If a client is making a connection to a random node in the cluster say node1, there can be below scenarios:

READ

[SUCCESS] node1 is UP and also has the requested data

[SUCCESS] node1 is UP and do not have the requested data so acts as a co-ordinator node and routes the request to the replica which has data say node2. Assume node2 is up and can serve the request

[NODE DOWN] node1 is DOWN and had the requested data. client receives UnAvailableException and can connect to other node in the cluster. if minimum replicas need to serve the query can respond, it will be a success.

[REPLICA NODE DOWN] node1 is up and do not have the requested data so acts as a co-ordinator node and routes the request to the replica which has data say node2. Assume node2 is DOWN and can not serve the request. If other replicas are not dead and can serve the request, it will be a success. If replica was up while request was sent but went down immediately after that TimedOutException is thrown. Client can connect to other node in the cluster.

WRITE

[SUCCESS] node1 is UP and also suppose to store the requested data

[SUCCESS] node1 is UP and do not have the requested data token range (no responsibility of storing this piece of data) so acts as a co-ordinator node and routes the request to the replica say node2 which is suppose to store the data. Assume node2 is up and can serve the request.
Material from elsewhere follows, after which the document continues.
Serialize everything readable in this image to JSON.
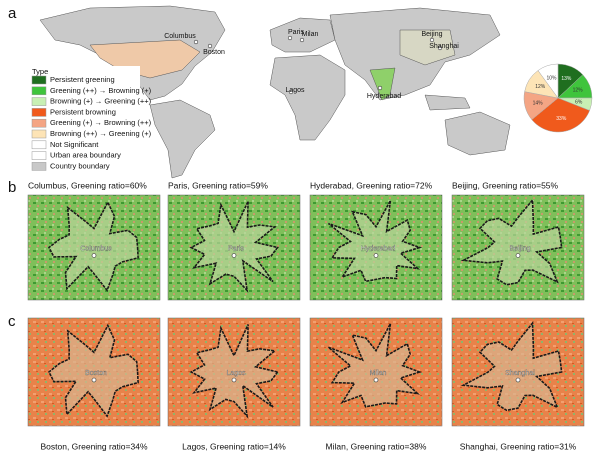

[NODE DOWN] node1 is DOWN and also suppose to store the requested data. client receives UnAvailableException and can connect to other node in the cluster. Since the primary node is down, hinted hand-off requests are stored in replicas.

[REPLICA NODE DOWN] node1 is UP and do not have the requested data token range (no responsibility of storing this piece of data) so acts as a co-ordinator node and routes the request to the replica say node2 which is suppose to store the data. Assume node2 is DOWN and can not serve the request. If other replicas are not dead and can serve the request, it will be a success. The hinted hands-off will be written on replica/coordinator node.